The geochronological results and 3D thermochemical modelling presented here support the hypothesis that a widely-dispersed ~ 2.06 Ga Proterozoic alkaline province in the eastern Yilgarn Craton of Western Australia represents a magmatic manifestation associated with the Bushveld superplume. Such an event has the capacity to generate melt fractions of ~ 5% at the lithosphere-asthenosphere boundary, which are required for the genesis of alkaline ultramafic magmatism, at distances between 2300 and 5500 km. Coupled constraints from geochronology, plume temperature excess and plume dynamics theory limit the plume diameter in the lower mantle to between 650 and 800 km, and its extent of surface melting to within a radius of 3000–4000 km. Impingement of this superplume may have driven the break-up of the Vaalbara Craton to form the now-separate Kaapvaal and Pilbara cratons. We also suggest that this plume event may have promoted a period of continental extension in the Pilbara Craton51,59, with widespread observed and inferred magmatism and hydrothermal activity leading to the formation of the world-class Hamersley Province ore deposits shortly after 2.06 Ga.
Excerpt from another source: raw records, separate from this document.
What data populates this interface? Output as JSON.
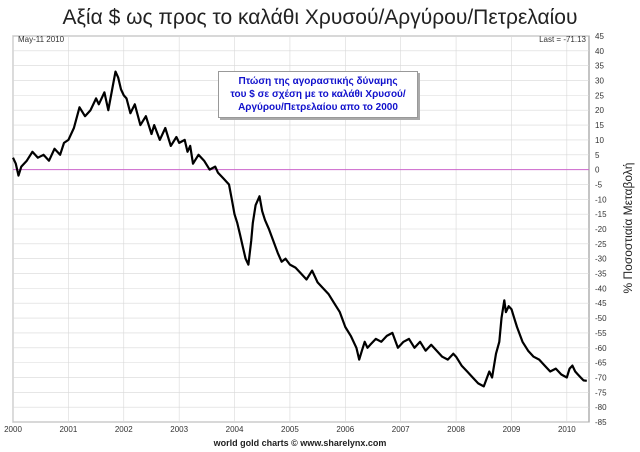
{
  "chart_data": {
    "type": "line",
    "title": "Αξία $ ως προς το καλάθι Χρυσού/Αργύρου/Πετρελαίου",
    "date_label": "May-11 2010",
    "last_label": "Last = -71.13",
    "ylabel": "% Ποσοστιαία Μεταβολή",
    "annotation": [
      "Πτώση της αγοραστικής δύναμης",
      "του $ σε σχέση με το καλάθι Χρυσού/",
      "Αργύρου/Πετρελαίου απο το 2000"
    ],
    "credit": "world gold charts © www.sharelynx.com",
    "xlim": [
      2000.0,
      2010.4
    ],
    "ylim": [
      -85,
      45
    ],
    "x_ticks": [
      2000,
      2001,
      2002,
      2003,
      2004,
      2005,
      2006,
      2007,
      2008,
      2009,
      2010
    ],
    "x_tick_labels": [
      "2000",
      "2001",
      "2002",
      "2003",
      "2004",
      "2005",
      "2006",
      "2007",
      "2008",
      "2009",
      "2010"
    ],
    "y_ticks": [
      45,
      40,
      35,
      30,
      25,
      20,
      15,
      10,
      5,
      0,
      -5,
      -10,
      -15,
      -20,
      -25,
      -30,
      -35,
      -40,
      -45,
      -50,
      -55,
      -60,
      -65,
      -70,
      -75,
      -80,
      -85
    ],
    "y_tick_labels": [
      "45",
      "40",
      "35",
      "30",
      "25",
      "20",
      "15",
      "10",
      "5",
      "0",
      "-5",
      "-10",
      "-15",
      "-20",
      "-25",
      "-30",
      "-35",
      "-40",
      "-45",
      "-50",
      "-55",
      "-60",
      "-65",
      "-70",
      "-75",
      "-80",
      "-85"
    ],
    "reference_line": 0,
    "grid": true,
    "colors": {
      "line": "#000000",
      "reference": "#cc66cc",
      "grid": "#d8d8d8",
      "annotation_text": "#1111cc"
    },
    "series": [
      {
        "x": [
          2000.0,
          2000.05,
          2000.1,
          2000.15,
          2000.25,
          2000.35,
          2000.45,
          2000.55,
          2000.65,
          2000.75,
          2000.85,
          2000.92,
          2001.0,
          2001.1,
          2001.2,
          2001.3,
          2001.4,
          2001.5,
          2001.55,
          2001.65,
          2001.72,
          2001.8,
          2001.85,
          2001.9,
          2001.95,
          2002.0,
          2002.05,
          2002.12,
          2002.2,
          2002.3,
          2002.4,
          2002.5,
          2002.55,
          2002.65,
          2002.75,
          2002.85,
          2002.95,
          2003.0,
          2003.1,
          2003.15,
          2003.2,
          2003.25,
          2003.35,
          2003.45,
          2003.55,
          2003.65,
          2003.7,
          2003.8,
          2003.9,
          2003.95,
          2004.0,
          2004.05,
          2004.1,
          2004.15,
          2004.2,
          2004.25,
          2004.3,
          2004.33,
          2004.38,
          2004.45,
          2004.5,
          2004.55,
          2004.62,
          2004.7,
          2004.78,
          2004.85,
          2004.92,
          2005.0,
          2005.1,
          2005.2,
          2005.3,
          2005.4,
          2005.5,
          2005.6,
          2005.7,
          2005.8,
          2005.9,
          2006.0,
          2006.1,
          2006.2,
          2006.25,
          2006.3,
          2006.35,
          2006.4,
          2006.45,
          2006.55,
          2006.65,
          2006.75,
          2006.85,
          2006.95,
          2007.05,
          2007.15,
          2007.25,
          2007.35,
          2007.45,
          2007.55,
          2007.65,
          2007.75,
          2007.85,
          2007.95,
          2008.0,
          2008.1,
          2008.2,
          2008.3,
          2008.4,
          2008.5,
          2008.6,
          2008.65,
          2008.72,
          2008.78,
          2008.82,
          2008.87,
          2008.9,
          2008.95,
          2009.0,
          2009.05,
          2009.1,
          2009.2,
          2009.3,
          2009.4,
          2009.5,
          2009.6,
          2009.7,
          2009.8,
          2009.9,
          2010.0,
          2010.05,
          2010.1,
          2010.15,
          2010.2,
          2010.25,
          2010.3,
          2010.36
        ],
        "y": [
          4,
          2,
          -2,
          1,
          3,
          6,
          4,
          5,
          3,
          7,
          5,
          9,
          10,
          14,
          21,
          18,
          20,
          24,
          22,
          26,
          20,
          28,
          33,
          31,
          27,
          25,
          24,
          19,
          22,
          15,
          18,
          12,
          15,
          10,
          14,
          8,
          11,
          9,
          10,
          6,
          8,
          2,
          5,
          3,
          0,
          1,
          -1,
          -3,
          -5,
          -10,
          -15,
          -18,
          -22,
          -26,
          -30,
          -32,
          -24,
          -18,
          -12,
          -9,
          -14,
          -17,
          -20,
          -24,
          -28,
          -31,
          -30,
          -32,
          -33,
          -35,
          -37,
          -34,
          -38,
          -40,
          -42,
          -45,
          -48,
          -53,
          -56,
          -60,
          -64,
          -61,
          -58,
          -60,
          -59,
          -57,
          -58,
          -56,
          -55,
          -60,
          -58,
          -57,
          -60,
          -58,
          -61,
          -59,
          -61,
          -63,
          -64,
          -62,
          -63,
          -66,
          -68,
          -70,
          -72,
          -73,
          -68,
          -70,
          -62,
          -58,
          -50,
          -44,
          -48,
          -46,
          -47,
          -50,
          -53,
          -58,
          -61,
          -63,
          -64,
          -66,
          -68,
          -67,
          -69,
          -70,
          -67,
          -66,
          -68,
          -69,
          -70,
          -71,
          -71.13
        ]
      }
    ]
  }
}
The impingement of superplumes can generate far-field effects, which indelibly modify the architecture and composition of lithospheric plates, including those separated by ocean basins at the time of plume impingement. Although this work is limited to the Bushveld and its products, the occurrence of several large plumes documented throughout the history of the planet suggests that many features observed in the continental lithosphere, such as the presence of magmatic provinces as well as intra-continental basins, could represent the lasting scars of other, perhaps less well-known superplume events60. In addition, the recognition of distal expressions of plume head magmatic activity in the form of alkaline magmatic provinces may indicate that other Proterozoic alkaline systems may also be related to mantle plumes centred beneath Archean lithospheric blocks that have long since been rearranged. Such alkaline provinces may now be orphaned from their plume origins by later rifting events and the dispersal of continental blocks.